Power Wheels
- Logo
- Type: Battery-powered ride-on toy cars
- Company: Fisher-Price
- Country: United States
- Availability: 1984–present

= Power Wheels =

Brand of battery-powered ride-on toy cars

Power Wheels is a brand of battery-powered ride-on toy cars for kids ages one to seven years old. Power Wheels ride-ons are built with kid-sized, realistic features – in some cases, real working features like FM radios, opening/closing doors and hoods, and both forward and reverse motion.

== History ==
The product itself was created by an Italian company, Peg Perego, which started in 1949. Peg-Perego eventually began using gel cell batteries in their wheeled machines, and the product line was launched. The Power Wheels brand name dates back to 1984, when San Francisco-based toy company Kransco acquired Pines of America, makers of battery-powered vehicles for children. Kransco renamed the line "Power Wheels".

In 1994, the Power Wheels Line was bought by Mattel, who placed it under their Fisher-Price subsidiary.

In 1999, Fisher-Price announced the Harley-Davidson Motorcycle ride-on toy – which contributed to a year of record sales for the entire product line.

== Power Wheels vehicles ==
Power Wheels ride-on cars, trucks, and motorcycles have been sold with more than 100 model names.

Some Power Wheels vehicles are small-scale versions of real-world vehicles, including the Jeep Wrangler, Jeep Hurricane, Ford F-150, Ford Mustang, Kawasaki KFX quad, Harley-Davidson motorcycle, Cadillac Escalade EXT. Some Power Wheels vehicles are based on children's cartoons such as Lightning McQueen from Pixar’s film Cars, and a Thomas the Tank Engine with a circle of track.

== Safety recalls ==
The first recall in 1991 involved the 18 Volt Porsche 911, in which the contacts in the foot pedal switch could weld together in use.

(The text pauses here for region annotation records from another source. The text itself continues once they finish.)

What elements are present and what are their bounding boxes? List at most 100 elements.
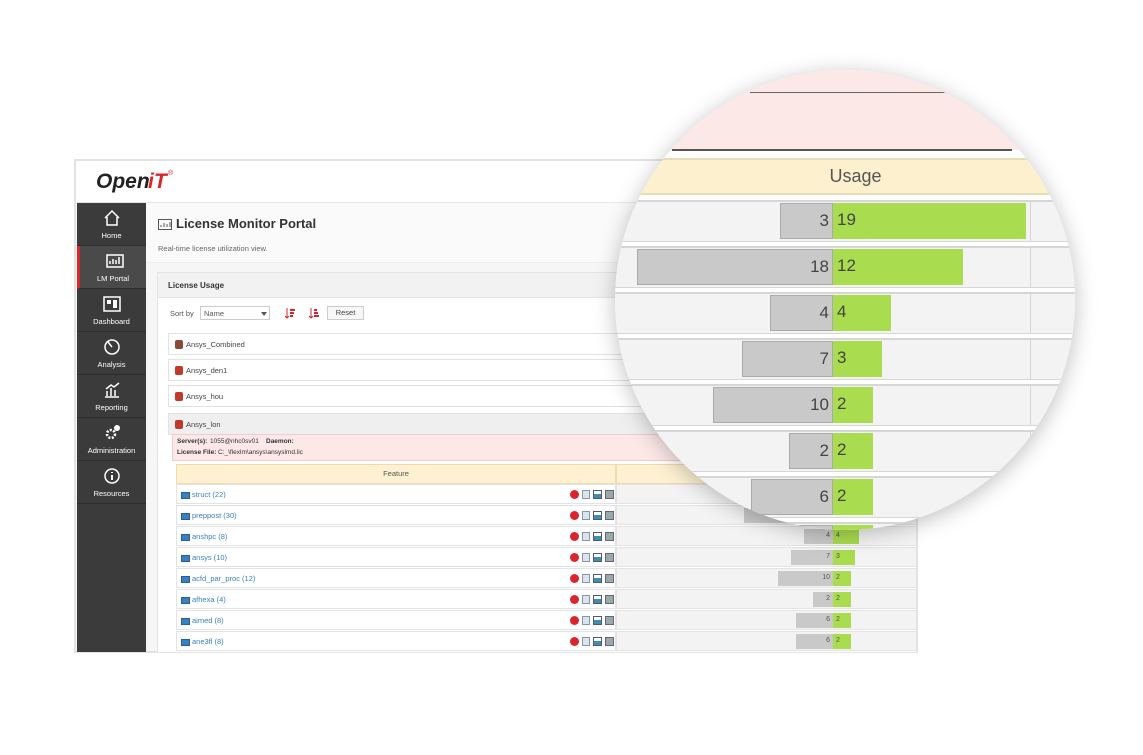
mine-label: 2 [836, 616, 840, 623]
mag-mine-label: 2 [837, 394, 847, 413]
mag-other-label: 7 [819, 349, 829, 368]
mine-label: 4 [836, 532, 840, 539]
mag-mine-label: 12 [837, 256, 856, 275]
nav-label: Administration [87, 446, 136, 455]
image-icon[interactable] [605, 616, 614, 625]
mag-cell-divider [1030, 384, 1031, 426]
mine-bar: 2 [833, 634, 852, 649]
mag-rule [672, 149, 1012, 151]
mag-mine-bar: 2 [833, 479, 873, 515]
nav-icon [103, 209, 121, 227]
nav-item[interactable]: Dashboard [77, 289, 146, 332]
mag-mine-label: 3 [837, 348, 847, 367]
feature-link[interactable]: struct (22) [192, 490, 226, 499]
chart-icon[interactable] [593, 616, 602, 625]
select-arrow [261, 312, 267, 316]
mag-other-label: 2 [819, 441, 829, 460]
nav-label: Home [101, 231, 122, 240]
feature-link[interactable]: ane3fl (8) [192, 637, 224, 646]
image-icon[interactable] [605, 511, 614, 520]
nav-label: Reporting [95, 403, 128, 412]
usage-cell [616, 589, 917, 609]
doc-icon[interactable] [582, 574, 590, 583]
doc-icon[interactable] [582, 532, 590, 541]
alert-icon[interactable] [570, 637, 579, 646]
table-icon [181, 555, 190, 562]
group-icon [175, 392, 183, 401]
feature-cell: preppost (30) [176, 505, 616, 525]
mag-mine-label: 2 [837, 440, 847, 459]
chart-icon[interactable] [593, 511, 602, 520]
other-bar: 10 [778, 571, 833, 586]
license-label: License File: [177, 449, 217, 456]
alert-icon[interactable] [570, 490, 579, 499]
doc-icon[interactable] [582, 637, 590, 646]
doc-icon[interactable] [582, 553, 590, 562]
feature-link[interactable]: aimed (8) [192, 616, 224, 625]
chart-icon[interactable] [593, 553, 602, 562]
mine-label: 2 [836, 637, 840, 644]
alert-icon[interactable] [570, 553, 579, 562]
nav-icon [106, 252, 124, 270]
feature-cell: anshpc (8) [176, 526, 616, 546]
alert-icon[interactable] [570, 574, 579, 583]
sort-select[interactable]: Name [200, 306, 270, 320]
mag-usage-header: Usage [640, 158, 1050, 195]
group-icon [175, 366, 183, 375]
nav-icon [103, 295, 121, 313]
sort-desc[interactable] [308, 306, 319, 319]
doc-icon[interactable] [582, 511, 590, 520]
chart-icon[interactable] [593, 637, 602, 646]
nav-item[interactable]: Analysis [77, 332, 146, 375]
mine-bar: 3 [833, 550, 856, 565]
alert-icon[interactable] [570, 511, 579, 520]
reset-button[interactable]: Reset [327, 306, 364, 320]
doc-icon[interactable] [582, 490, 590, 499]
image-icon[interactable] [605, 553, 614, 562]
sort-asc[interactable] [284, 306, 295, 319]
chart-icon[interactable] [593, 490, 602, 499]
feature-link[interactable]: acfd_par_proc (12) [192, 574, 256, 583]
mag-other-bar: 10 [713, 387, 833, 423]
daemon-label: Daemon: [266, 438, 294, 445]
doc-icon[interactable] [582, 616, 590, 625]
chart-icon[interactable] [593, 532, 602, 541]
nav-item[interactable]: Reporting [77, 375, 146, 418]
group-name: Ansys_hou [186, 392, 224, 401]
feature-link[interactable]: afhexa (4) [192, 595, 226, 604]
image-icon[interactable] [605, 532, 614, 541]
alert-icon[interactable] [570, 616, 579, 625]
feature-link[interactable]: preppost (30) [192, 511, 237, 520]
mine-bar: 4 [833, 529, 860, 544]
nav-item[interactable]: Resources [77, 461, 146, 504]
alert-icon[interactable] [570, 595, 579, 604]
doc-icon[interactable] [582, 595, 590, 604]
image-icon[interactable] [605, 595, 614, 604]
mag-mine-bar: 2 [833, 387, 873, 423]
nav-item[interactable]: LM Portal [77, 246, 146, 289]
chart-icon[interactable] [593, 595, 602, 604]
other-bar: 7 [791, 550, 833, 565]
mag-cell-divider [1030, 522, 1031, 530]
mag-rule [750, 92, 1010, 93]
other-label: 6 [826, 616, 830, 623]
group-name: Ansys_Combined [186, 340, 245, 349]
image-icon[interactable] [605, 637, 614, 646]
image-icon[interactable] [605, 490, 614, 499]
nav-item[interactable]: Administration [77, 418, 146, 461]
group-icon [175, 420, 183, 429]
alert-icon[interactable] [570, 532, 579, 541]
other-label: 2 [826, 595, 830, 602]
usage-cell [616, 568, 917, 588]
feature-cell: ansys (10) [176, 547, 616, 567]
chart-icon[interactable] [593, 574, 602, 583]
group-icon [175, 340, 183, 349]
feature-link[interactable]: ansys (10) [192, 553, 228, 562]
page-title: License Monitor Portal [176, 216, 317, 231]
feature-link[interactable]: anshpc (8) [192, 532, 228, 541]
mine-label: 2 [836, 574, 840, 581]
other-label: 4 [826, 532, 830, 539]
image-icon[interactable] [605, 574, 614, 583]
nav-item[interactable]: Home [77, 203, 146, 246]
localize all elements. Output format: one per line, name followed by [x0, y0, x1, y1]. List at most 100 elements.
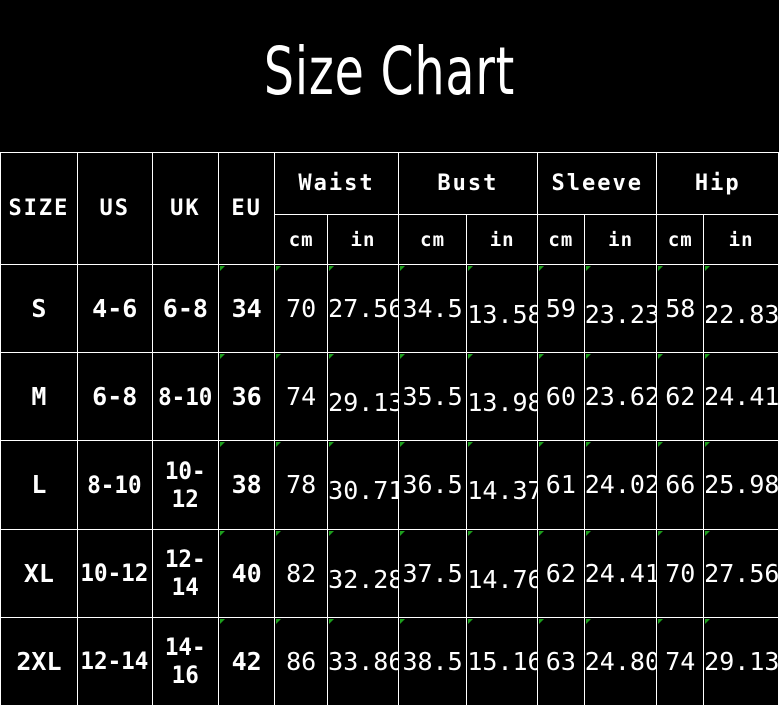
corner-marker-icon: [468, 266, 474, 271]
cell-sleeve-cm: 59: [536, 263, 585, 354]
corner-marker-icon: [705, 618, 711, 624]
cell-hip-cm: 66: [656, 440, 705, 530]
subheader-hip-cm: cm: [656, 214, 705, 265]
cell-bust-cm-value: 37.5: [402, 558, 463, 588]
cell-hip-in-value: 24.41: [704, 382, 779, 412]
cell-sleeve-in: 24.02: [583, 440, 658, 530]
corner-marker-icon: [705, 354, 711, 360]
cell-eu-value: 40: [231, 558, 262, 588]
cell-bust-cm-value: 38.5: [402, 646, 463, 676]
subheader-waist-cm: cm: [274, 214, 329, 265]
corner-marker-icon: [658, 442, 664, 448]
cell-hip-cm: 74: [656, 616, 705, 706]
corner-marker-icon: [329, 530, 335, 536]
cell-uk: 14-16: [153, 616, 218, 706]
column-header-bust: Bust: [397, 152, 538, 215]
cell-hip-cm-value: 74: [665, 646, 696, 676]
cell-eu: 42: [218, 616, 276, 706]
corner-marker-icon: [538, 266, 544, 271]
cell-sleeve-in: 24.41: [583, 528, 658, 618]
cell-hip-cm: 70: [656, 528, 705, 618]
cell-waist-cm: 74: [274, 352, 329, 442]
cell-bust-cm-value: 34.5: [402, 294, 463, 324]
corner-marker-icon: [658, 530, 664, 536]
subheader-waist-in: in: [327, 214, 399, 265]
cell-bust-in: 13.98: [466, 352, 538, 442]
cell-waist-in-value: 33.86: [328, 646, 399, 676]
cell-uk: 8-10: [153, 352, 218, 442]
table-header-row-top: SIZE US UK EU Waist Bust Sleeve Hip: [0, 152, 779, 265]
cell-hip-in: 22.83: [703, 263, 779, 354]
corner-marker-icon: [399, 530, 405, 536]
cell-us: 6-8: [76, 352, 153, 442]
corner-marker-icon: [399, 354, 405, 360]
cell-bust-cm: 38.5: [397, 616, 468, 706]
corner-marker-icon: [468, 442, 474, 448]
cell-hip-in-value: 22.83: [704, 300, 779, 330]
cell-sleeve-cm: 61: [536, 440, 585, 530]
cell-hip-in-value: 25.98: [704, 470, 779, 500]
corner-marker-icon: [329, 266, 335, 271]
table-row: L 8-10 10-12 38 78 30.71 36.5 14.37 61 2…: [0, 440, 779, 530]
cell-sleeve-in-value: 24.41: [584, 558, 657, 588]
cell-waist-cm: 86: [274, 616, 329, 706]
cell-sleeve-in-value: 23.62: [584, 382, 657, 412]
cell-hip-in: 25.98: [703, 440, 779, 530]
subheader-hip-in: in: [703, 214, 779, 265]
column-header-eu: EU: [218, 152, 276, 265]
cell-eu: 34: [218, 263, 276, 354]
title-area: Size Chart: [0, 0, 779, 152]
table-header-row-sub: cm in cm in cm in cm in: [1, 214, 779, 265]
cell-eu: 38: [218, 440, 276, 530]
cell-sleeve-cm-value: 59: [545, 294, 576, 324]
cell-waist-in-value: 27.56: [328, 294, 399, 324]
cell-eu-value: 42: [231, 646, 262, 676]
corner-marker-icon: [658, 266, 664, 271]
cell-bust-cm: 34.5: [397, 263, 468, 354]
corner-marker-icon: [220, 618, 226, 624]
corner-marker-icon: [220, 354, 226, 360]
cell-waist-cm-value: 70: [286, 294, 317, 324]
corner-marker-icon: [329, 442, 335, 448]
cell-waist-cm: 70: [274, 263, 329, 354]
cell-sleeve-cm-value: 60: [545, 382, 576, 412]
cell-bust-cm-value: 36.5: [402, 470, 463, 500]
table-row: M 6-8 8-10 36 74 29.13 35.5 13.98 60 23.…: [0, 352, 779, 442]
size-chart-table: SIZE US UK EU Waist Bust Sleeve Hip cm i…: [0, 152, 779, 706]
cell-bust-cm: 36.5: [397, 440, 468, 530]
cell-us: 4-6: [76, 263, 153, 354]
corner-marker-icon: [468, 354, 474, 360]
corner-marker-icon: [585, 266, 591, 271]
cell-bust-in-value: 15.16: [467, 646, 538, 676]
cell-waist-in-value: 32.28: [328, 564, 399, 594]
cell-hip-cm-value: 58: [665, 294, 696, 324]
cell-us: 12-14: [79, 616, 151, 706]
cell-size: 2XL: [0, 616, 78, 706]
cell-waist-cm: 78: [274, 440, 329, 530]
cell-bust-in: 14.37: [466, 440, 538, 530]
cell-eu: 36: [218, 352, 276, 442]
cell-waist-cm-value: 86: [286, 646, 317, 676]
corner-marker-icon: [705, 530, 711, 536]
corner-marker-icon: [399, 442, 405, 448]
cell-bust-in-value: 14.76: [467, 564, 538, 594]
cell-bust-in-value: 13.98: [467, 388, 538, 418]
cell-bust-cm: 37.5: [397, 528, 468, 618]
cell-sleeve-in: 23.23: [583, 263, 658, 354]
cell-size: M: [0, 352, 78, 442]
cell-waist-cm: 82: [274, 528, 329, 618]
cell-eu-value: 34: [231, 294, 262, 324]
cell-sleeve-in-value: 24.02: [584, 470, 657, 500]
cell-waist-in: 32.28: [327, 528, 399, 618]
column-header-uk: UK: [151, 152, 220, 265]
corner-marker-icon: [276, 354, 282, 360]
cell-waist-in-value: 30.71: [328, 476, 399, 506]
corner-marker-icon: [399, 266, 405, 271]
cell-sleeve-in: 23.62: [583, 352, 658, 442]
corner-marker-icon: [538, 530, 544, 536]
cell-sleeve-in-value: 24.80: [584, 646, 657, 676]
cell-size: XL: [0, 528, 78, 618]
cell-sleeve-cm-value: 61: [545, 470, 576, 500]
corner-marker-icon: [276, 618, 282, 624]
corner-marker-icon: [220, 266, 226, 271]
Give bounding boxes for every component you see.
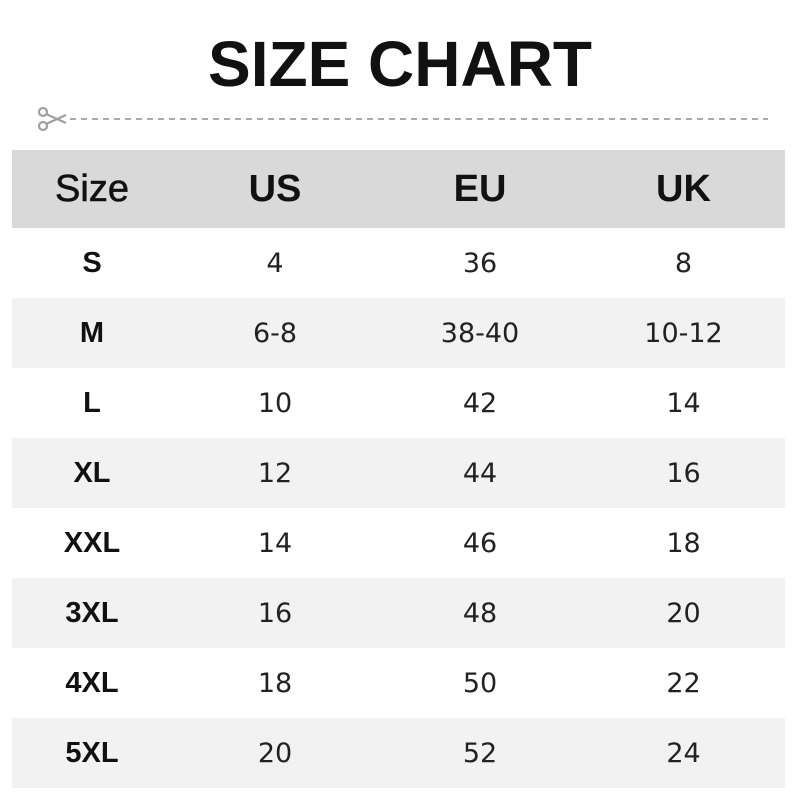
cell-us: 12 (257, 457, 293, 489)
table-row: S 4 36 8 (12, 228, 785, 298)
cell-us: 18 (257, 667, 293, 699)
cell-us: 16 (257, 597, 293, 629)
cell-eu: 46 (462, 527, 498, 559)
cell-eu: 50 (462, 667, 498, 699)
header-eu: EU (453, 167, 507, 210)
table-row: 5XL 20 52 24 (12, 718, 785, 788)
cell-size: M (79, 316, 105, 349)
size-table: Size US EU UK S 4 36 8 M 6-8 38-40 10-12 L 10 42 14… (12, 150, 785, 788)
table-header-row: Size US EU UK (12, 150, 785, 228)
cell-us: 6-8 (252, 317, 298, 349)
table-row: M 6-8 38-40 10-12 (12, 298, 785, 368)
cell-uk: 14 (666, 387, 701, 419)
cell-size: L (83, 386, 101, 419)
table-row: 3XL 16 48 20 (12, 578, 785, 648)
cell-eu: 38-40 (440, 317, 520, 349)
cell-us: 10 (257, 387, 293, 419)
header-size: Size (55, 167, 130, 210)
cell-uk: 20 (666, 597, 701, 629)
cell-uk: 10-12 (644, 317, 723, 349)
cell-size: 4XL (65, 666, 119, 699)
header-uk: UK (656, 167, 711, 210)
cell-us: 20 (257, 737, 293, 769)
cut-line (37, 106, 768, 132)
cell-uk: 24 (666, 737, 701, 769)
scissors-icon (37, 106, 67, 132)
cell-eu: 52 (462, 737, 498, 769)
cell-uk: 8 (674, 247, 693, 279)
page-title: SIZE CHART (208, 28, 592, 100)
table-row: XL 12 44 16 (12, 438, 785, 508)
table-row: 4XL 18 50 22 (12, 648, 785, 718)
cell-eu: 48 (462, 597, 498, 629)
cell-us: 14 (257, 527, 293, 559)
cell-uk: 18 (666, 527, 701, 559)
cell-size: 5XL (65, 736, 119, 769)
cell-uk: 22 (666, 667, 701, 699)
cell-size: S (82, 246, 102, 279)
cell-size: XXL (63, 526, 121, 559)
cell-size: XL (73, 456, 111, 489)
table-row: L 10 42 14 (12, 368, 785, 438)
cell-eu: 36 (462, 247, 498, 279)
cell-uk: 16 (666, 457, 701, 489)
table-row: XXL 14 46 18 (12, 508, 785, 578)
header-us: US (248, 167, 302, 210)
cell-us: 4 (266, 247, 284, 279)
cell-eu: 42 (462, 387, 498, 419)
cell-eu: 44 (462, 457, 498, 489)
cell-size: 3XL (65, 596, 119, 629)
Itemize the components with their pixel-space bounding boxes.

If this were to happen, the motor would remain running and the vehicle would continue moving forward, unable to stop. A new accelerator pedal was fitted that eliminated the possibility of welded contacts.

In October 1998, Fisher-Price undertook one of its largest toy recalls, announcing that it would recall and repair up to 10 million Power Wheels 12-volt and Super 6-volt vehicles manufactured since 1986. The recall and repair program was conducted to replace battery fuses and strengthen battery connectors to prevent the units from overheating.

In 2000, Fisher-Price recalled about 218,000 battery-powered Power Wheels Harley-Davidson motorcycle ride-on toys for repair. The foot pedals, which activate the toy, could stick in the "on" position.

The Barbie Dream Camper (model FRC29), with the grey foot pedal, was recalled in 2019 due to reports that the ride-on toy continued moving after the pedal was released.